Self-stabilizing systems in spite of high dynamics

Abstract

We initiate research on self-stabilization in highly dynamic identified message-passing systems where dynamics is modeled using time-varying graphs (TVGs). More precisely, we address the self-stabilizing leader election problem in three wide classes of TVGs: the class TCB(Δ) of TVGs with temporal diameter bounded by Δ, the class TCQ(Δ) of TVGs with temporal diameter quasi-bounded by Δ, and the class TCR of TVGs with recurrent connectivity only, where TCB(Δ)⊆TCQ(Δ)⊆TCR. We first study conditions under which our problem can be solved.

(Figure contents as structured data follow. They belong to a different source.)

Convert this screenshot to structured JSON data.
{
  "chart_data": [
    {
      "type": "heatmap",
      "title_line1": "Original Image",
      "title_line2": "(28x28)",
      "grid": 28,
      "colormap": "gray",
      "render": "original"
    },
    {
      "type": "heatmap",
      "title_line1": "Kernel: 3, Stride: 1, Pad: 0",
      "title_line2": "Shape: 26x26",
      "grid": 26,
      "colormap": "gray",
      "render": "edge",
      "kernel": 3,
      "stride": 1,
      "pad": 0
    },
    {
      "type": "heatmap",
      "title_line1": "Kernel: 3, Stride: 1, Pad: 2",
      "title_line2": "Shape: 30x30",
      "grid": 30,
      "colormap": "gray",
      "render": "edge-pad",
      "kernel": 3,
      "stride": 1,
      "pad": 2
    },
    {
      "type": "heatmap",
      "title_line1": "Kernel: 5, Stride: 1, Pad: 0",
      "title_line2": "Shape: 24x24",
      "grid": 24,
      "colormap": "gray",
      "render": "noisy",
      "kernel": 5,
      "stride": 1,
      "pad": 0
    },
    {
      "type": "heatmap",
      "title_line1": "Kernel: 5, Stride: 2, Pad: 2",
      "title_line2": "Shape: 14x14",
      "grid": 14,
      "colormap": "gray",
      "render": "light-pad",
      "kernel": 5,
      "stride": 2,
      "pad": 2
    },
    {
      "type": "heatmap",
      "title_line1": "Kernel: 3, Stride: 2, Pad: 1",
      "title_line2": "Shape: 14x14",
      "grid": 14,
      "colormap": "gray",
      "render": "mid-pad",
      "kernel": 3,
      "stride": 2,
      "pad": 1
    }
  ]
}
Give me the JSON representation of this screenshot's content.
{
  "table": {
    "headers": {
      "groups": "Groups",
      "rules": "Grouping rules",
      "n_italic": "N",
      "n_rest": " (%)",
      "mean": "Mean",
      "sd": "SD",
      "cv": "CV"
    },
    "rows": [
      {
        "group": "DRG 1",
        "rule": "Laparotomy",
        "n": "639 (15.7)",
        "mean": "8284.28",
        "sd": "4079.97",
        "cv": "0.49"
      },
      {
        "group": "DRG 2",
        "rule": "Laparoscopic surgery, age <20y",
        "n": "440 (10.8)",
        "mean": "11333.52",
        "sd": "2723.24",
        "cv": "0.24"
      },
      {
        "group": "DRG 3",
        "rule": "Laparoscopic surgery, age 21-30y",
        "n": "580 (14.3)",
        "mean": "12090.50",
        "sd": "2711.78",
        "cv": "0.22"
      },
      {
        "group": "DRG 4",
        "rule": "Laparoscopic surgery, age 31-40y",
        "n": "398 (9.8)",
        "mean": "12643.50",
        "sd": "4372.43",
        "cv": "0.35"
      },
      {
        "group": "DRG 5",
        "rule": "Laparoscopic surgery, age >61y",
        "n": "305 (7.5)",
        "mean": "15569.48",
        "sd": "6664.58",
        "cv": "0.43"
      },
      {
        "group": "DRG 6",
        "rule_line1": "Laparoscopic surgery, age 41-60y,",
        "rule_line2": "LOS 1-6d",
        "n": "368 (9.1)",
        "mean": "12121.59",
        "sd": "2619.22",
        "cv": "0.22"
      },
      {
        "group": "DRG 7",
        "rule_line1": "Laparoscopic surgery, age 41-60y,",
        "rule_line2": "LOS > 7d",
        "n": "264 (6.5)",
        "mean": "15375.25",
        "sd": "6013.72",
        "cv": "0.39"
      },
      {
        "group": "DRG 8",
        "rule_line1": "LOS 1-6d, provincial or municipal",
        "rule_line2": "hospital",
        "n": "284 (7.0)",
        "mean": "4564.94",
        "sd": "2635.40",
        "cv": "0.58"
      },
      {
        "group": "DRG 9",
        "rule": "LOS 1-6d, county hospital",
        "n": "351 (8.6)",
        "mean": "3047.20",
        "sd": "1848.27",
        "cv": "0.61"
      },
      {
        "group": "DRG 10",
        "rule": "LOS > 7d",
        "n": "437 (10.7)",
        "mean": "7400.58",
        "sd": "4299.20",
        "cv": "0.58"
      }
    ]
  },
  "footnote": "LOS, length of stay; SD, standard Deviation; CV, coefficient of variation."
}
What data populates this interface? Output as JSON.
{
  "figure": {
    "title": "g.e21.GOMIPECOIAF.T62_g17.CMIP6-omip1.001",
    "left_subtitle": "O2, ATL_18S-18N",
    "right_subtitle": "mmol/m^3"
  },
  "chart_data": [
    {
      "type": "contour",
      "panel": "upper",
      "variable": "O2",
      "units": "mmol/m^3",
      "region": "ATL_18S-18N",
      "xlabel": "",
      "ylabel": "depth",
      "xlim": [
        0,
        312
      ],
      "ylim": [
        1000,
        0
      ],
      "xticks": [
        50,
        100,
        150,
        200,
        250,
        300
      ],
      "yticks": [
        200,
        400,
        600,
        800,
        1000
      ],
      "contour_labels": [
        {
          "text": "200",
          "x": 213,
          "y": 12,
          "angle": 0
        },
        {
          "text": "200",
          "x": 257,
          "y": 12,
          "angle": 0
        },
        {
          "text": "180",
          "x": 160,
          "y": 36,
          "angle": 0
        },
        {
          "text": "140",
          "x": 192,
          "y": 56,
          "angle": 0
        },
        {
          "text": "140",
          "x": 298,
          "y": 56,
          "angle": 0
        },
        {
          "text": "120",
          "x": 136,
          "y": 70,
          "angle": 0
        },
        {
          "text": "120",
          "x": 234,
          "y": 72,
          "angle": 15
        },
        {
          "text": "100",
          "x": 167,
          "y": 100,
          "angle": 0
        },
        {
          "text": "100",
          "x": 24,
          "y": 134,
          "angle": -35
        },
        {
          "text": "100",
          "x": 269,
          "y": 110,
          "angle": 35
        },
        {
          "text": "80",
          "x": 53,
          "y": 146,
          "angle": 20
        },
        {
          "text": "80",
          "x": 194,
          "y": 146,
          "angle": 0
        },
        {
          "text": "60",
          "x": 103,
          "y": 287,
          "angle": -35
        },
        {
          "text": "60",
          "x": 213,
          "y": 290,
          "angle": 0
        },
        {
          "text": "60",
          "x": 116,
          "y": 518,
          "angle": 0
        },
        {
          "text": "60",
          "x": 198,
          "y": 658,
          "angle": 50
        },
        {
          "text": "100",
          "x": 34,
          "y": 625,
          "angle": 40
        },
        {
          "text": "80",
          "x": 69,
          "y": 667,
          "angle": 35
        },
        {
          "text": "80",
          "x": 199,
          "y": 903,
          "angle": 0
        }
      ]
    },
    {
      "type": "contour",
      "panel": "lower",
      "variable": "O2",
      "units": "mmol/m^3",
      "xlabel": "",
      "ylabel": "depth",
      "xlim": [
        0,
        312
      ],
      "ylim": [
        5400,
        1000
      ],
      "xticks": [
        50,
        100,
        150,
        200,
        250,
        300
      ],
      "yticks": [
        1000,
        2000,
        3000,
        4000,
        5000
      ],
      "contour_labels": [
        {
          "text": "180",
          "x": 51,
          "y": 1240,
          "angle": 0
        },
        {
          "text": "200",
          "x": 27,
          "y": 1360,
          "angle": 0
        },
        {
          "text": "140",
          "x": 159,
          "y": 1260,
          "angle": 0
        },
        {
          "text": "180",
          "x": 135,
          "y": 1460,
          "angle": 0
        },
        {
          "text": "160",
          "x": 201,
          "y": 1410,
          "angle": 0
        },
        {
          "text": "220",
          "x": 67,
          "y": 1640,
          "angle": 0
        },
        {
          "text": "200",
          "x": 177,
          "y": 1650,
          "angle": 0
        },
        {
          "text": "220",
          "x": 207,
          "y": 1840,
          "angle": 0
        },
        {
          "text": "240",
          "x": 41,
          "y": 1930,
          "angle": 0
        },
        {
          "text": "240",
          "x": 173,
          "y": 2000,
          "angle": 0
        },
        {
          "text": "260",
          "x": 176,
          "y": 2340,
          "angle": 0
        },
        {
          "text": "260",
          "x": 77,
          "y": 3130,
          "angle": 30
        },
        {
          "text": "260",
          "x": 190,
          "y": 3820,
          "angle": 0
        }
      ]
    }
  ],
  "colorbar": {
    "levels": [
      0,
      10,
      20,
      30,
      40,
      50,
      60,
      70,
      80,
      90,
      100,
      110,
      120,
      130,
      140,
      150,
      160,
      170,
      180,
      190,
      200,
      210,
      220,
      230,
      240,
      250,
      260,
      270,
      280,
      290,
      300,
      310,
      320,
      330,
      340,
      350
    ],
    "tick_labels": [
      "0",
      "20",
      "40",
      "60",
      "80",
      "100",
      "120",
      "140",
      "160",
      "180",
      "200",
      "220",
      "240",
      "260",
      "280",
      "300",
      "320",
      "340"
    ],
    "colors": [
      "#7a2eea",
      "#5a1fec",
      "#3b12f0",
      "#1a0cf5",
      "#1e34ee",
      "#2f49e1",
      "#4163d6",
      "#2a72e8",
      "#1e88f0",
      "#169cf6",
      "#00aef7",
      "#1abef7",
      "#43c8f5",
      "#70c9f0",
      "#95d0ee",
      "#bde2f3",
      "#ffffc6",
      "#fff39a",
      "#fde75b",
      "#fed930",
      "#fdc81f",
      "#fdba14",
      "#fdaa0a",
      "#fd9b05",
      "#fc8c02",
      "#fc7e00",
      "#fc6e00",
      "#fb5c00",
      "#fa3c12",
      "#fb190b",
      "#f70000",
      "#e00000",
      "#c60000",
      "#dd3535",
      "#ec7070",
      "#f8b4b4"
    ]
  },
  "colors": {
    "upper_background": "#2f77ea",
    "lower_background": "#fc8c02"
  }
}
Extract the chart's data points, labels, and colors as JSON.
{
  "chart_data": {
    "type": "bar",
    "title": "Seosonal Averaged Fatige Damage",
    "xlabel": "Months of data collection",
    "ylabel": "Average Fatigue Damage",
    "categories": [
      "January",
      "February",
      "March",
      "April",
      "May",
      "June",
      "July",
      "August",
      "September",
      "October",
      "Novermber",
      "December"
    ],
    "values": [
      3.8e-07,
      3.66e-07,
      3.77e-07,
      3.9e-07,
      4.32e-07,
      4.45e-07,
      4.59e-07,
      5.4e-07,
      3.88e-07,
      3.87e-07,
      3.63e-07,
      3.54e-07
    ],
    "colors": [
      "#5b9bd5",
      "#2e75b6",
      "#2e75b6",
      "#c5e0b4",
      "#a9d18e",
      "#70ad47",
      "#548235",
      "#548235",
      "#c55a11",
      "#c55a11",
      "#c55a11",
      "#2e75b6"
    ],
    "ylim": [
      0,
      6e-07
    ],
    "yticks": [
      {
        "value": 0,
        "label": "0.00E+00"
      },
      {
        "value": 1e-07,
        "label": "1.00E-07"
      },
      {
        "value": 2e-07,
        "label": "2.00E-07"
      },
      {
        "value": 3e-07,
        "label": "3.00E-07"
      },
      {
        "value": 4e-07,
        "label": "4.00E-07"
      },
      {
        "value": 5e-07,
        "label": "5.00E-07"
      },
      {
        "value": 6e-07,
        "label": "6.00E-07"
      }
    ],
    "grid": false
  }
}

We introduce the notion of size-ambiguity to show that the assumption on the knowledge of the number n of processes is central. Our results reveal that, despite the existence of unique process identifiers, any deterministic self-stabilizing leader election algorithm working on the class TCQ(Δ) or TCR cannot be size-ambiguous, justifying why our solutions for those classes assume the exact knowledge of n. We then present three self-stabilizing leader election algorithms for Classes TCB(Δ), TCQ(Δ), and TCR, respectively. Our algorithm for TCB(Δ) stabilizes in at most 3Δ rounds. However, we show that stabilization time cannot be bounded for the leader election problem in TCQ(Δ) and TCR. Nevertheless, we circumvent this issue by showing that our solutions are speculative in the sense that their stabilization time in TCB(Δ) (⊆TCQ(Δ)⊆TCR) is O(Δ) rounds.